< Job 10 >

1 My soul is weary of my life. I will release my words against myself. I will speak in the bitterness of my soul.
“Na gaji da rayuwa; saboda haka bari in faɗi zuciyata gabagadi yadda raina yake jin ba daɗi.
2 I will say to God: Do not be willing to condemn me. Reveal to me why you judge me this way.
Zan ce wa Allah, kada ka hukunta ni, amma ka gaya mini laifin da na yi maka.
3 Does it seem good to you, if you find fault with me and oppress me, the work of your own hands, and assist the counsel of the impious?
Kana jin daɗin ba ni wahala, don me ka yashe ni, abin da ka halitta da hannunka, yayinda kake murmushi game da shirye-shiryen mugaye?
4 Do you have bodily eyes? Or, just as man sees, will you see?
Idanunka irin na mutum ne? Kana gani yadda mutum yake gani ne?
5 Are your days just like the days of man, and are your years as the times of humans,
Kwanakinka kamar na mutane ne, ko shekarunka kamar na mutane ne
6 so that you would inquire about my iniquity and examine my sin?
da za ka neme ni da laifi ka hukunta ni?
7 And you know that I have done nothing impious, yet there is no one who can deliver from your hand.
Ko da yake ka san ba ni da laifi, kuma ba wanda zai iya cetona daga hannunka.
8 Your hands have made me and formed me all around, and, in this way, do you suddenly throw me away?
“Da hannuwanka ka ƙera ni, kai ka halicce ni. Yanzu kuma kai za ka juya ka hallaka ni?
9 Remember, I ask you, that you have fashioned me like clay, and you will reduce me to dust.
Ka tuna cewa ka mulmula ni kamar yumɓu. Yanzu za ka mai da ni in zama ƙura kuma?
10 Have you not extracted me like milk and curdled me like cheese?
Ba kai ka zuba ni kamar madara ba, na daskare kamar cuku.
11 You have clothed me with skin and flesh. You have put me together with bones and nerves.
Ka rufe ni da tsoka da fata, ka harhaɗa ni da ƙasusuwa da jijiyoyi?
12 You have assigned to me life and mercy, and your visitation has preserved my spirit.
Ka ba ni rai ka kuma yi mini alheri, kuma cikin tanadinka ka kula da ruhuna.
13 Though you may conceal this in your heart, yet I know that you remember everything.
“Amma wannan shi ne abin da ka ɓoye a zuciyarka, na kuma san abin da yake cikin zuciyarka ke nan.
14 If I have sinned, and you have spared me for an hour, why do you not endure me to be clean from my iniquity?
In na yi zunubi kana kallo na kuma ba za ka fasa ba ni horo ba don laifin da na yi.

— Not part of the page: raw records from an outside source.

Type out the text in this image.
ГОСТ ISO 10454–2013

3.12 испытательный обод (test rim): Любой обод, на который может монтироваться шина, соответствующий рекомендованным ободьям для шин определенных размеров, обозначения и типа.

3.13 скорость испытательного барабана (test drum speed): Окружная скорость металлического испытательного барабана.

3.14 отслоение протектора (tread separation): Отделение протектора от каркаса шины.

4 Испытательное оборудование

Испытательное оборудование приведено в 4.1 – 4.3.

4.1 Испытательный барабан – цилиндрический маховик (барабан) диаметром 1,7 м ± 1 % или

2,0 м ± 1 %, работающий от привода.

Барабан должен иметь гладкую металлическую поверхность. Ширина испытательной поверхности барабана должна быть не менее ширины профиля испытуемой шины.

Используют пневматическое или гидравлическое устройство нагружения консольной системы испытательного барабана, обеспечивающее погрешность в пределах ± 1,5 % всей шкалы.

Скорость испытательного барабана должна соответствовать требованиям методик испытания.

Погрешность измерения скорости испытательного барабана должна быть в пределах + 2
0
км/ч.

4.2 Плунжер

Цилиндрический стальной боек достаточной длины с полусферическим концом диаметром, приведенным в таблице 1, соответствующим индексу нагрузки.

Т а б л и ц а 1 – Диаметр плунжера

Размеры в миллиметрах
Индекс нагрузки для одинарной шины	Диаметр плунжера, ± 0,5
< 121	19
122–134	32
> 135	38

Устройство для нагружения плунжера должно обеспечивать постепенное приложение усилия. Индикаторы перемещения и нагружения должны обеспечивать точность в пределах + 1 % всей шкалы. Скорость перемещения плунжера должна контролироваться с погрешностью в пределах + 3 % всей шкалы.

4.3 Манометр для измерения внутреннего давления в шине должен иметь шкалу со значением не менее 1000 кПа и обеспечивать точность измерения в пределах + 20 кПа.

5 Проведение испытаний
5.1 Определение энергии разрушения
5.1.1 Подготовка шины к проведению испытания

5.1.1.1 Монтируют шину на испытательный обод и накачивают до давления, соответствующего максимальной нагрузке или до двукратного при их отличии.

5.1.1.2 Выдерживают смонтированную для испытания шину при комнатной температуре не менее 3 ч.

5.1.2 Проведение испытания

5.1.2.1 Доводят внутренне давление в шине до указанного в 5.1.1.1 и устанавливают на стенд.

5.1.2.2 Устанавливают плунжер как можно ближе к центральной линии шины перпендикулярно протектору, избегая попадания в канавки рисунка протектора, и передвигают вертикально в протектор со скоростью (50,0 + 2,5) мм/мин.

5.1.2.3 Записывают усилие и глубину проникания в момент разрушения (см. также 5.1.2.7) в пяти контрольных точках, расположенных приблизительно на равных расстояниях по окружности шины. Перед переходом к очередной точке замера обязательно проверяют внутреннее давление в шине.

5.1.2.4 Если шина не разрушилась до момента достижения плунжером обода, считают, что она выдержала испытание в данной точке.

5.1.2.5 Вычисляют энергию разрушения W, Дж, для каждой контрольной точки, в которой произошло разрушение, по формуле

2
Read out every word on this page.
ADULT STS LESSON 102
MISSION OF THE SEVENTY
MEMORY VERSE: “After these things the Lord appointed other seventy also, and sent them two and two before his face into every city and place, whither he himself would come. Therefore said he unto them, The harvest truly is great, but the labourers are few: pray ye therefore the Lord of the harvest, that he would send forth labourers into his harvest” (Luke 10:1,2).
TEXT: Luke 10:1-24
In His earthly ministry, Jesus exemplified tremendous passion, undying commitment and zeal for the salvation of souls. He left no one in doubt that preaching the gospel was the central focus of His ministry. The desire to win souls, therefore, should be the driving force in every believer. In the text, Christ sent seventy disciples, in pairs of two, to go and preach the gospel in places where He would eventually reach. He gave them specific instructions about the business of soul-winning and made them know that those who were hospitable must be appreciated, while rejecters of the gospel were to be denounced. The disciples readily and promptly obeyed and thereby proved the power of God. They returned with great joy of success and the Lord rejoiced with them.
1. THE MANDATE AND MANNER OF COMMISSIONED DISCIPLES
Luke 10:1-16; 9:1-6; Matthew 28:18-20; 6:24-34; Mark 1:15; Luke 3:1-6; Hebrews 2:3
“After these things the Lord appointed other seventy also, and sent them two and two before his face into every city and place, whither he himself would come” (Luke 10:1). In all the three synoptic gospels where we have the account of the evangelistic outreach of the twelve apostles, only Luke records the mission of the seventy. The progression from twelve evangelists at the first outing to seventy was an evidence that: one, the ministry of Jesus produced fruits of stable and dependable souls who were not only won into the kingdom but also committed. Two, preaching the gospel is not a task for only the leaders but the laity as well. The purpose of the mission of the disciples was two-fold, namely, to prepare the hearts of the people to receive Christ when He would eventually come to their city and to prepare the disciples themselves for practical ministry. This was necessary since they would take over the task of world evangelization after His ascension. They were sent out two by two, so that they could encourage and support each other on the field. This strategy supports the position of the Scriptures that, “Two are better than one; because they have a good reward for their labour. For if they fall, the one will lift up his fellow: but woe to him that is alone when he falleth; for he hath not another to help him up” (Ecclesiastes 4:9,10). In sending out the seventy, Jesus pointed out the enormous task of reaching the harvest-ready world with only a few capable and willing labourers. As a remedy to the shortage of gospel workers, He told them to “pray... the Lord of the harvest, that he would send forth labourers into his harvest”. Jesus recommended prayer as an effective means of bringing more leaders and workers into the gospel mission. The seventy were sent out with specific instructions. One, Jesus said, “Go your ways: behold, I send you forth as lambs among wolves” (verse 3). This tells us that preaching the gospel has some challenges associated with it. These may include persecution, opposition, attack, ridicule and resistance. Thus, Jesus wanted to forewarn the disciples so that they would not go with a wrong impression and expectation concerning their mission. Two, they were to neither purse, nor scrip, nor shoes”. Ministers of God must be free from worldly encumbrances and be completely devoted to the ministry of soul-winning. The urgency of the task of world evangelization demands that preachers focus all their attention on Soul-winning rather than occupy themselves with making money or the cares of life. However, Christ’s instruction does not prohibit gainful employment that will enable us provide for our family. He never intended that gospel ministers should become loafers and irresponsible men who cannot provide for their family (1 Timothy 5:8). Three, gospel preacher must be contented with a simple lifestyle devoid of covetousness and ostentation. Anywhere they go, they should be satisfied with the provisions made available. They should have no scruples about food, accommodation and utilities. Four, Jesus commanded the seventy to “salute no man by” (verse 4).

15 And if I should be impious, woe to me, and if I should be just, I will not lift up my head, being drenched with affliction and misery.
Idan ina da laifi, kaitona! Ko da ba ni da laifi, ba zan iya ɗaga fuskata ba, gama kunya ta ishe ni duk ɓacin rai ya ishe ni.
16 And because of pride, you will seize me like a lioness, and having returned, you torment me to an extraordinary degree.
In na ɗaga kaina, za ka neme ni kamar zaki ka sāke nuna al’ajabin ikonka a kaina.
17 You renew your testimony against me, and you multiply your wrath against me, and these punishments make war within me.
Kana sāke kawo sababbin waɗanda za su ba da shaida a kaina kana ƙara haushinka a kaina; kana ƙara kawo mini hari.
18 Why did you lead me out of the womb? If only I had been consumed, so that no eye would ever see me!
“Me ya sa ka fito da ni daga cikin uwata? Da ma na mutu kafin a haife ni.
19 I should have been as if I had not been: transferred from the womb to the tomb.
Da ma ba a halicce ni ba, da na mutu tun daga cikin cikin uwata na wuce zuwa kabari!
20 Will not my few days be completed soon? Release me, therefore, so that I may lament my sorrows a little,
’Yan kwanakina ba su kusa ƙarewa ba ne? Ka rabu da ni don in ɗan samu sukuni na ɗan lokaci
21 before I depart and return no more to a land that is dark and covered with the fog of death,
kafin in koma inda na fito, ƙasa mai duhu da inuwa sosai,
22 a land of misery and darkness, where the shadow of death, and nothing else but everlasting horror, dwells.
zuwa ƙasa mai duhun gaske, da inuwa da hargitsi, inda haske yake kamar duhu.”